Leitura Romântica

Publicado em 22 de janeiro de 2022

Renato Benvindo Frata

Li em “Luas Novas e Antigas” de Mara Senna, o poema que nominou o livro: “Eu guardo luas nas gavetas do meu quarto crescente. / Luas novas e antigas, luas de rir e de chorar. / Luas tão velhas amigas, luas de todo lugar. / Luas distantes, luas perdidas, ocultas em noites de eclipse lunar. / Vou guardando na gaveta toda lua que encontrar. / Ainda ontem, achei a lua cheia, que um dia avistei sobre o mar./ Noutro dia, a lua minguante, aquela que me viu chorar. / E, anteontem, uma lua crescente, sabedora das coisas que vão melhorar. / Vou guardando luas novas e antigas. / Meu caminho é lunar. 

Depois li “Ouvir Estrelas” de Olavo Bilac, o conhecidíssimo soneto em que o poeta relata ter se levantado, aberto a janela para, especialmente, ouvir estrelas e conversar com elas pela noite toda, até que o sol com seu clarão, as apagasse de sua vista levando-o a também se recolher, mas guardando para si uma paixão por alguém cujo nome não revela.

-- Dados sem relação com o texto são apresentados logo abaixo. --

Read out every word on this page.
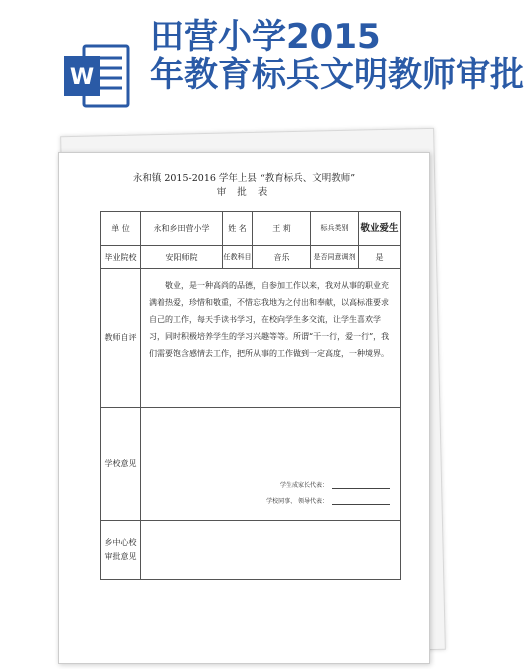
W
田营小学2015
年教育标兵文明教师审批
永和镇 2015-2016 学年上县 “教育标兵、文明教师”
审 批 表
单 位	永和乡田营小学	姓 名	王 莉	标兵类别	敬业爱生
毕业院校	安阳师院	任教科目	音乐	是否同意调剂	是
教师自评	敬业，是一种高尚的品德，自参加工作以来，我对从事的职业充满着热爱，珍惜和敬重，不惜忘我地为之付出和奉献，以高标准要求自己的工作，每天手读书学习，在校向学生多交流，让学生喜欢学习，同时积极培养学生的学习兴趣等等。所谓“干一行，爱一行”，我们需要饱含感情去工作，把所从事的工作做到一定高度，一种境界。				

学校意见	学生成家长代表：
学校同事、 领导代表：				

乡中心校审批意见					
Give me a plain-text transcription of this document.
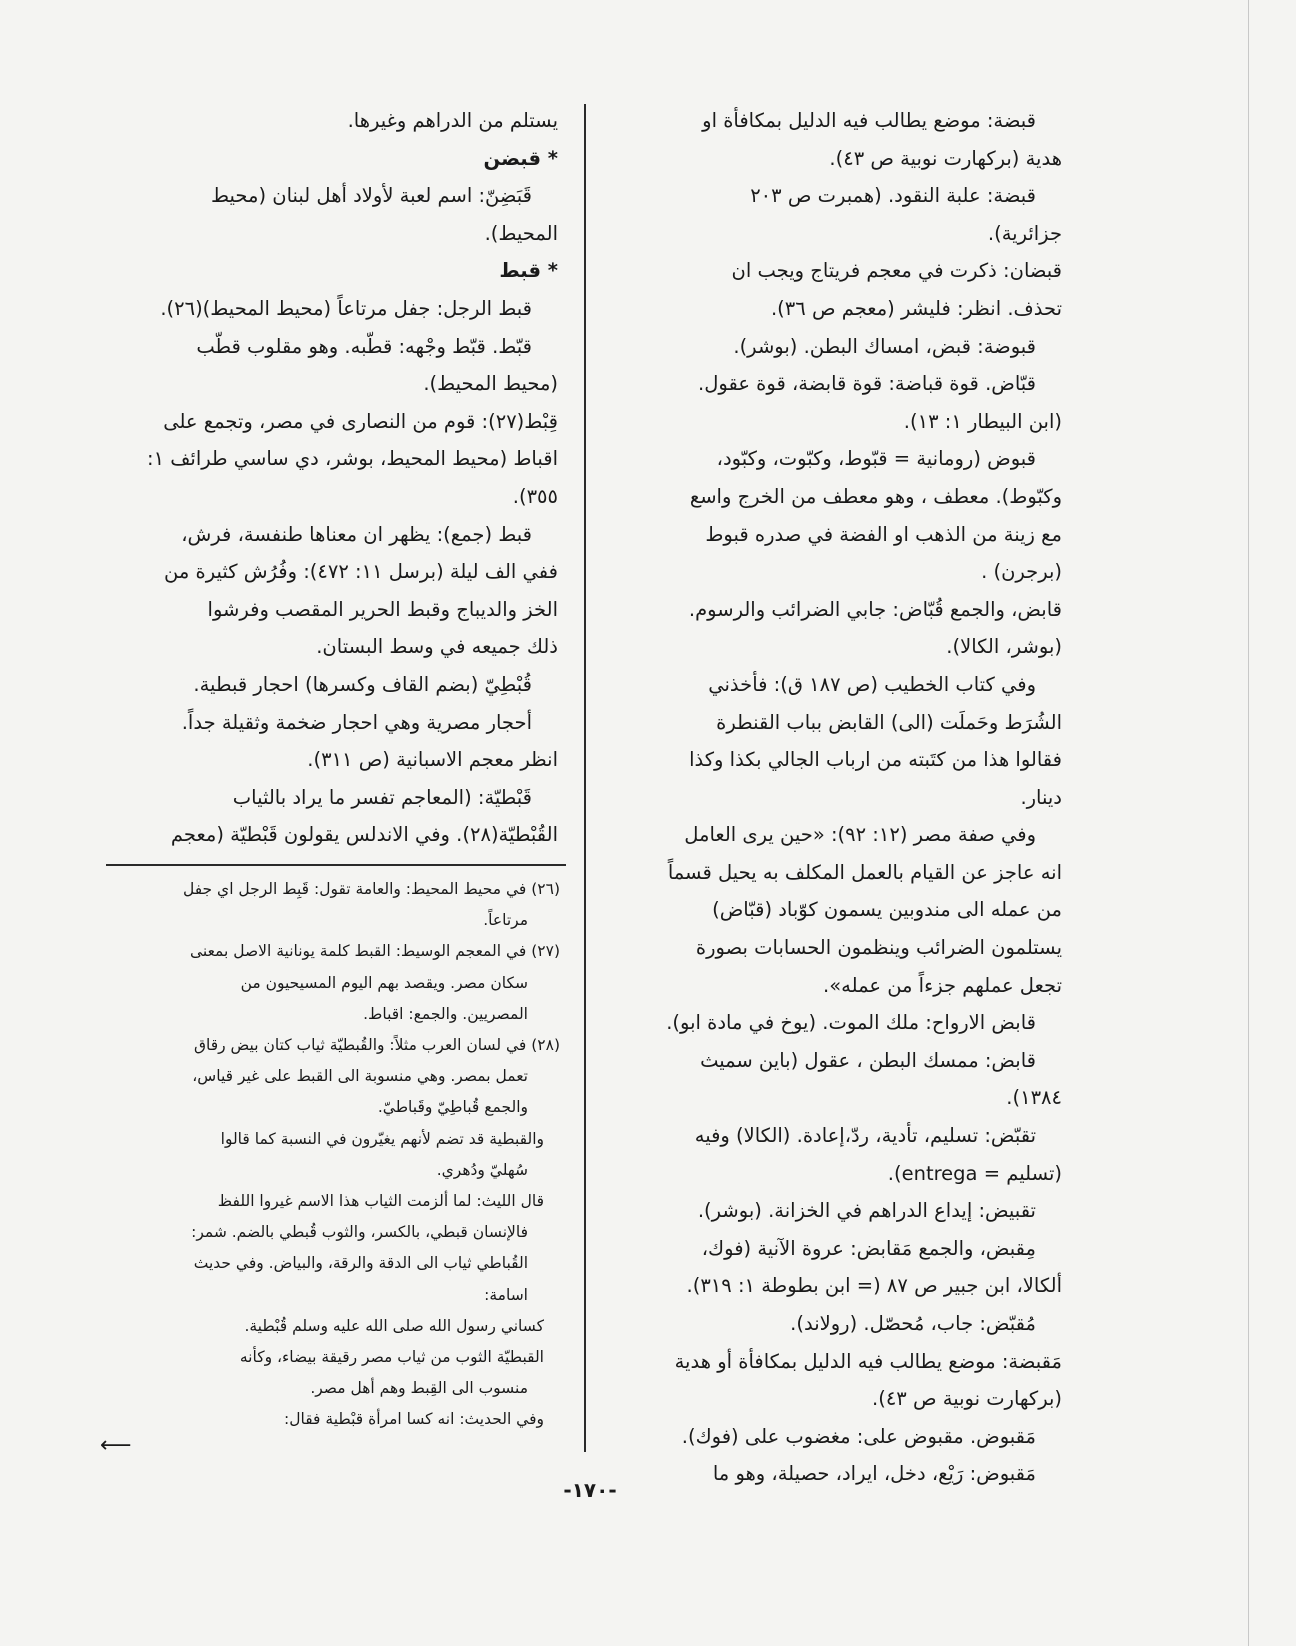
قبضة: موضع يطالب فيه الدليل بمكافأة او
هدية (بركهارت نوبية ص ٤٣).
قبضة: علبة النقود. (همبرت ص ٢٠٣
جزائرية).
قبضان: ذكرت في معجم فريتاج ويجب ان
تحذف. انظر: فليشر (معجم ص ٣٦).
قبوضة: قبض، امساك البطن. (بوشر).
قبّاض. قوة قباضة: قوة قابضة، قوة عقول.
(ابن البيطار ١: ١٣).
قبوض (رومانية = قبّوط، وكبّوت، وكبّود،
وكبّوط). معطف ، وهو معطف من الخرج واسع
مع زينة من الذهب او الفضة في صدره قبوط
(برجرن) .
قابض، والجمع قُبّاض: جابي الضرائب والرسوم.
(بوشر، الكالا).
وفي كتاب الخطيب (ص ١٨٧ ق): فأخذني
الشُرَط وحَملَت (الى) القابض بباب القنطرة
فقالوا هذا من كتَبته من ارباب الجالي بكذا وكذا
دينار.
وفي صفة مصر (١٢: ٩٢): «حين يرى العامل
انه عاجز عن القيام بالعمل المكلف به يحيل قسماً
من عمله الى مندوبين يسمون كوّباد (قبّاض)
يستلمون الضرائب وينظمون الحسابات بصورة
تجعل عملهم جزءاً من عمله».
قابض الارواح: ملك الموت. (يوخ في مادة ابو).
قابض: ممسك البطن ، عقول (باين سميث
١٣٨٤).
تقبّض: تسليم، تأدية، ردّ،إعادة. (الكالا) وفيه
(تسليم = entrega).
تقبيض: إيداع الدراهم في الخزانة. (بوشر).
مِقبض، والجمع مَقابض: عروة الآنية (فوك،
ألكالا، ابن جبير ص ٨٧ (= ابن بطوطة ١: ٣١٩).
مُقبّض: جاب، مُحصّل. (رولاند).
مَقبضة: موضع يطالب فيه الدليل بمكافأة أو هدية
(بركهارت نوبية ص ٤٣).
مَقبوض. مقبوض على: مغضوب على (فوك).
مَقبوض: رَيْع، دخل، ايراد، حصيلة، وهو ما
يستلم من الدراهم وغيرها.
* قبضن
قَبَضِنّ: اسم لعبة لأولاد أهل لبنان (محيط
المحيط).
* قبط
قبط الرجل: جفل مرتاعاً (محيط المحيط)(٢٦).
قبّط. قبّط وجْهه: قطّبه. وهو مقلوب قطّب
(محيط المحيط).
قِبْط(٢٧): قوم من النصارى في مصر، وتجمع على
اقباط (محيط المحيط، بوشر، دي ساسي طرائف ١:
٣٥٥).
قبط (جمع): يظهر ان معناها طنفسة، فرش،
ففي الف ليلة (برسل ١١: ٤٧٢): وفُرُش كثيرة من
الخز والديباج وقبط الحرير المقصب وفرشوا
ذلك جميعه في وسط البستان.
قُبْطِيّ (بضم القاف وكسرها) احجار قبطية.
أحجار مصرية وهي احجار ضخمة وثقيلة جداً.
انظر معجم الاسبانية (ص ٣١١).
قَبْطيّة: (المعاجم تفسر ما يراد بالثياب
القُبْطيّة(٢٨). وفي الاندلس يقولون قَبْطيّة (معجم
(٢٦) في محيط المحيط: والعامة تقول: قَبِط الرجل اي جفل
مرتاعاً.
(٢٧) في المعجم الوسيط: القبط كلمة يونانية الاصل بمعنى
سكان مصر. ويقصد بهم اليوم المسيحيون من
المصريين. والجمع: اقباط.
(٢٨) في لسان العرب مثلاً: والقُبطيّة ثياب كتان بيض رقاق
تعمل بمصر. وهي منسوبة الى القبط على غير قياس،
والجمع قُباطِيّ وقَباطيّ.
والقبطية قد تضم لأنهم يغيّرون في النسبة كما قالوا
سُهليّ ودُهري.
قال الليث: لما ألزمت الثياب هذا الاسم غيروا اللفظ
فالإنسان قبطي، بالكسر، والثوب قُبطي بالضم. شمر:
القُباطي ثياب الى الدقة والرقة، والبياض. وفي حديث
اسامة:
كساني رسول الله صلى الله عليه وسلم قُبْطية.
القبطيّة الثوب من ثياب مصر رقيقة بيضاء، وكأنه
منسوب الى القِبط وهم أهل مصر.
وفي الحديث: انه كسا امرأة قبْطية فقال:
⟵
-١٧٠-
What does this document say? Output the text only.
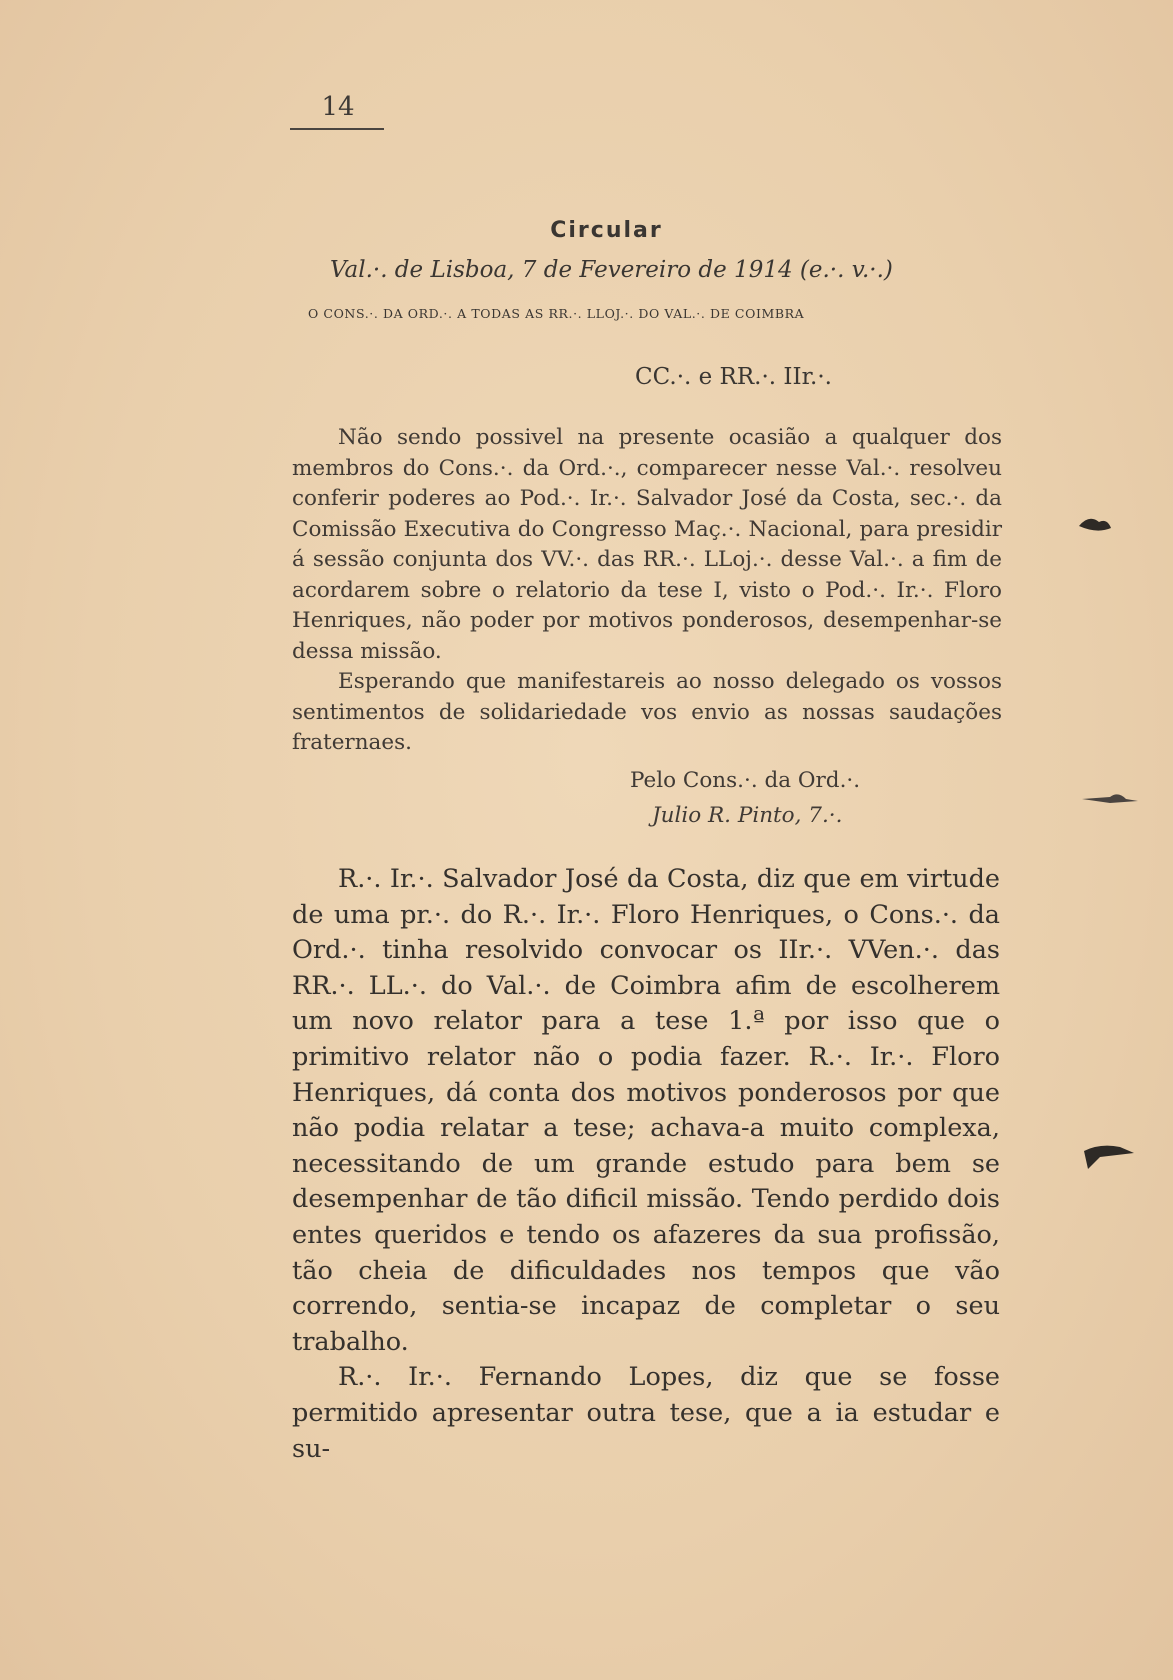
14
Circular
Val.·. de Lisboa, 7 de Fevereiro de 1914 (e.·. v.·.)
O CONS.·. DA ORD.·. A TODAS AS RR.·. LLOJ.·. DO VAL.·. DE COIMBRA
CC.·. e RR.·. IIr.·.

Não sendo possivel na presente ocasião a qualquer dos membros do Cons.·. da Ord.·., comparecer nesse Val.·. resolveu conferir poderes ao Pod.·. Ir.·. Salvador José da Costa, sec.·. da Comissão Executiva do Congresso Maç.·. Nacional, para presidir á sessão conjunta dos VV.·. das RR.·. LLoj.·. desse Val.·. a fim de acordarem sobre o relatorio da tese I, visto o Pod.·. Ir.·. Floro Henriques, não poder por motivos ponderosos, desempenhar-se dessa missão.

Esperando que manifestareis ao nosso delegado os vossos sentimentos de solidariedade vos envio as nossas saudações fraternaes.

Pelo Cons.·. da Ord.·.
Julio R. Pinto, 7.·.

R.·. Ir.·. Salvador José da Costa, diz que em virtude de uma pr.·. do R.·. Ir.·. Floro Henriques, o Cons.·. da Ord.·. tinha resolvido convocar os IIr.·. VVen.·. das RR.·. LL.·. do Val.·. de Coimbra afim de escolherem um novo relator para a tese 1.ª por isso que o primitivo relator não o podia fazer. R.·. Ir.·. Floro Henriques, dá conta dos motivos ponderosos por que não podia relatar a tese; achava-a muito complexa, necessitando de um grande estudo para bem se desempenhar de tão dificil missão. Tendo perdido dois entes queridos e tendo os afazeres da sua profissão, tão cheia de dificuldades nos tempos que vão correndo, sentia-se incapaz de completar o seu trabalho.

R.·. Ir.·. Fernando Lopes, diz que se fosse permitido apresentar outra tese, que a ia estudar e su-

Simplificando a análise, com Mara vejo que a preocupação é a mesma de Bilac quando diz “guardar as luas na gaveta” – que simboliza memória, para que possa se lembrar dos momentos felizes e também dos tristes numa relembrança contínua que a impele a procurar equilíbrio com respeito a amores. Faz da lua, em sentido figurado, a tônica que a mantém na eterna tarefa de busca a uma satisfação de vida-felicidade.

Mara e Bilac, em épocas distantes, (separados por mais de cem anos), deixam-se levar pelo eu-lírico de devaneio, com ela admirando e escolhendo a lua como sua metade romântica a ponto de guardá-la em si hermeticamente fechada; e ele, da mesma forma, elegendo as estrelas da Via-Láctea confidentes nas conversas à madrugada. Ambos, nesse anseio, para dizer da paixão que têm dentro de si e os estimula via olhares contínuos ao céu à espera de respostas aos seus estímulos, até encontrarem a satisfação plena que o amor verdadeiro, por certo, propicia, e que tanto almejam.

A insatisfação pessoal, talvez, com o íntimo sentimento de vazio a lhes povoar a alma pela falta de alguém que os complete, levam-nos a olhar seguidamente os astros e a se embevecerem com e por eles, transcrevendo essas emoções para a posteridade.

Os versos regados à paixão emparedada tendem a transparecer, e deixam vazar pelas bordas dos sentimentos o afeto que nutrem e não são correspondidos, mas que o âmago da noite absorve no mais especial silêncio que a solidão permite. Em forma de cicio às vezes e de balbucio em outras, ambos do amor crescido teimoso que alcança essa borda, escorre e se espraia sob a espuma do querer. Lindos, são ambos os poemas.

Nesses tempos loucos em que vivemos, enclausurados em nossos lares sem nos permitir contatos amiúdes com amigos, parentes e vizinhos, em que o medo de receber e espalhar nocividade que a pandemia rega sobre todos, talvez olhar para o céu seja um lenitivo. A ele poderemos contar os segredos que nossos corações armazenam e mantêm trancados, com a certeza de que, de forma terna e segura serão mantidos, assim como nos manteremos vivos sem nos julgarmos loucos, mas, poetas!